= Basilios Isaac Joubeir =

Head of the Syriac Catholic Church from 1704 to 1721

Basil Ishaq ibn Jubair (or Isaac Basilios Joubeir, c. 1645–1721) was the maphrian and Archbishop of Nineveh. He converted to Eastern Catholicism and saw the turbulent times of the attempts of union of the Syriac Orthodox Church with the Church of Rome during the reigns of the Syriac patriarchs of Antioch Ignatius Andrew Akijan (1662–1677) and Ignatius Gregory Peter VI Shahbaddin (1679–1702).

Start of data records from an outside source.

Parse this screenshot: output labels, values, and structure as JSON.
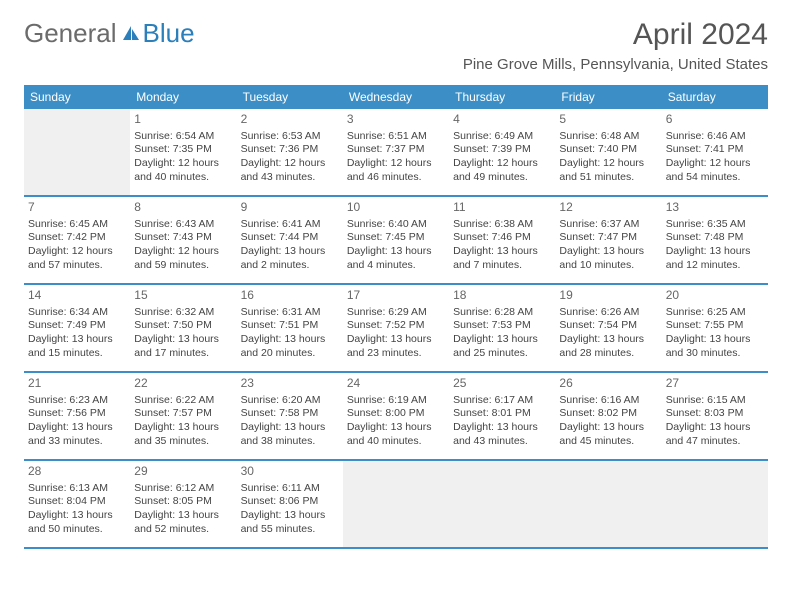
{
  "brand": {
    "part1": "General",
    "part2": "Blue"
  },
  "title": "April 2024",
  "location": "Pine Grove Mills, Pennsylvania, United States",
  "colors": {
    "header_bg": "#3b8ec6",
    "header_text": "#ffffff",
    "divider": "#3b8ec6",
    "empty_cell": "#f0f0f0",
    "logo_gray": "#6b6b6b",
    "logo_blue": "#2b7fba",
    "body_text": "#444444"
  },
  "weekdays": [
    "Sunday",
    "Monday",
    "Tuesday",
    "Wednesday",
    "Thursday",
    "Friday",
    "Saturday"
  ],
  "weeks": [
    [
      null,
      {
        "d": "1",
        "sr": "6:54 AM",
        "ss": "7:35 PM",
        "dl1": "12 hours",
        "dl2": "and 40 minutes."
      },
      {
        "d": "2",
        "sr": "6:53 AM",
        "ss": "7:36 PM",
        "dl1": "12 hours",
        "dl2": "and 43 minutes."
      },
      {
        "d": "3",
        "sr": "6:51 AM",
        "ss": "7:37 PM",
        "dl1": "12 hours",
        "dl2": "and 46 minutes."
      },
      {
        "d": "4",
        "sr": "6:49 AM",
        "ss": "7:39 PM",
        "dl1": "12 hours",
        "dl2": "and 49 minutes."
      },
      {
        "d": "5",
        "sr": "6:48 AM",
        "ss": "7:40 PM",
        "dl1": "12 hours",
        "dl2": "and 51 minutes."
      },
      {
        "d": "6",
        "sr": "6:46 AM",
        "ss": "7:41 PM",
        "dl1": "12 hours",
        "dl2": "and 54 minutes."
      }
    ],
    [
      {
        "d": "7",
        "sr": "6:45 AM",
        "ss": "7:42 PM",
        "dl1": "12 hours",
        "dl2": "and 57 minutes."
      },
      {
        "d": "8",
        "sr": "6:43 AM",
        "ss": "7:43 PM",
        "dl1": "12 hours",
        "dl2": "and 59 minutes."
      },
      {
        "d": "9",
        "sr": "6:41 AM",
        "ss": "7:44 PM",
        "dl1": "13 hours",
        "dl2": "and 2 minutes."
      },
      {
        "d": "10",
        "sr": "6:40 AM",
        "ss": "7:45 PM",
        "dl1": "13 hours",
        "dl2": "and 4 minutes."
      },
      {
        "d": "11",
        "sr": "6:38 AM",
        "ss": "7:46 PM",
        "dl1": "13 hours",
        "dl2": "and 7 minutes."
      },
      {
        "d": "12",
        "sr": "6:37 AM",
        "ss": "7:47 PM",
        "dl1": "13 hours",
        "dl2": "and 10 minutes."
      },
      {
        "d": "13",
        "sr": "6:35 AM",
        "ss": "7:48 PM",
        "dl1": "13 hours",
        "dl2": "and 12 minutes."
      }
    ],
    [
      {
        "d": "14",
        "sr": "6:34 AM",
        "ss": "7:49 PM",
        "dl1": "13 hours",
        "dl2": "and 15 minutes."
      },
      {
        "d": "15",
        "sr": "6:32 AM",
        "ss": "7:50 PM",
        "dl1": "13 hours",
        "dl2": "and 17 minutes."
      },
      {
        "d": "16",
        "sr": "6:31 AM",
        "ss": "7:51 PM",
        "dl1": "13 hours",
        "dl2": "and 20 minutes."
      },
      {
        "d": "17",
        "sr": "6:29 AM",
        "ss": "7:52 PM",
        "dl1": "13 hours",
        "dl2": "and 23 minutes."
      },
      {
        "d": "18",
        "sr": "6:28 AM",
        "ss": "7:53 PM",
        "dl1": "13 hours",
        "dl2": "and 25 minutes."
      },
      {
        "d": "19",
        "sr": "6:26 AM",
        "ss": "7:54 PM",
        "dl1": "13 hours",
        "dl2": "and 28 minutes."
      },
      {
        "d": "20",
        "sr": "6:25 AM",
        "ss": "7:55 PM",
        "dl1": "13 hours",
        "dl2": "and 30 minutes."
      }
    ],
    [
      {
        "d": "21",
        "sr": "6:23 AM",
        "ss": "7:56 PM",
        "dl1": "13 hours",
        "dl2": "and 33 minutes."
      },
      {
        "d": "22",
        "sr": "6:22 AM",
        "ss": "7:57 PM",
        "dl1": "13 hours",
        "dl2": "and 35 minutes."
      },
      {
        "d": "23",
        "sr": "6:20 AM",
        "ss": "7:58 PM",
        "dl1": "13 hours",
        "dl2": "and 38 minutes."
      },
      {
        "d": "24",
        "sr": "6:19 AM",
        "ss": "8:00 PM",
        "dl1": "13 hours",
        "dl2": "and 40 minutes."
      },
      {
        "d": "25",
        "sr": "6:17 AM",
        "ss": "8:01 PM",
        "dl1": "13 hours",
        "dl2": "and 43 minutes."
      },
      {
        "d": "26",
        "sr": "6:16 AM",
        "ss": "8:02 PM",
        "dl1": "13 hours",
        "dl2": "and 45 minutes."
      },
      {
        "d": "27",
        "sr": "6:15 AM",
        "ss": "8:03 PM",
        "dl1": "13 hours",
        "dl2": "and 47 minutes."
      }
    ],
    [
      {
        "d": "28",
        "sr": "6:13 AM",
        "ss": "8:04 PM",
        "dl1": "13 hours",
        "dl2": "and 50 minutes."
      },
      {
        "d": "29",
        "sr": "6:12 AM",
        "ss": "8:05 PM",
        "dl1": "13 hours",
        "dl2": "and 52 minutes."
      },
      {
        "d": "30",
        "sr": "6:11 AM",
        "ss": "8:06 PM",
        "dl1": "13 hours",
        "dl2": "and 55 minutes."
      },
      null,
      null,
      null,
      null
    ]
  ],
  "labels": {
    "sunrise_prefix": "Sunrise: ",
    "sunset_prefix": "Sunset: ",
    "daylight_prefix": "Daylight: "
  }
}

After Patriarch Shahbaddin's arrest by the Ottoman authorities and eventual death in prison on 4 March 1702, on 23 November 1703, Isaac Basilios Joubeir was elected as new Patriarch. Joubeir was at the time in Istanbul in the French consulate. He was later confirmed as Patriarch on 17 November 1704 by Rome.

But Joubeir did not accept the title of patriarch and considered himself only as Maphrian, waiting for a "better time". In 1706 he moved to Rome where he died on 18 May 1721.

The Syriac Catholic Church had a new patriarch only in 1783 with Ignatius Michael III Jarweh.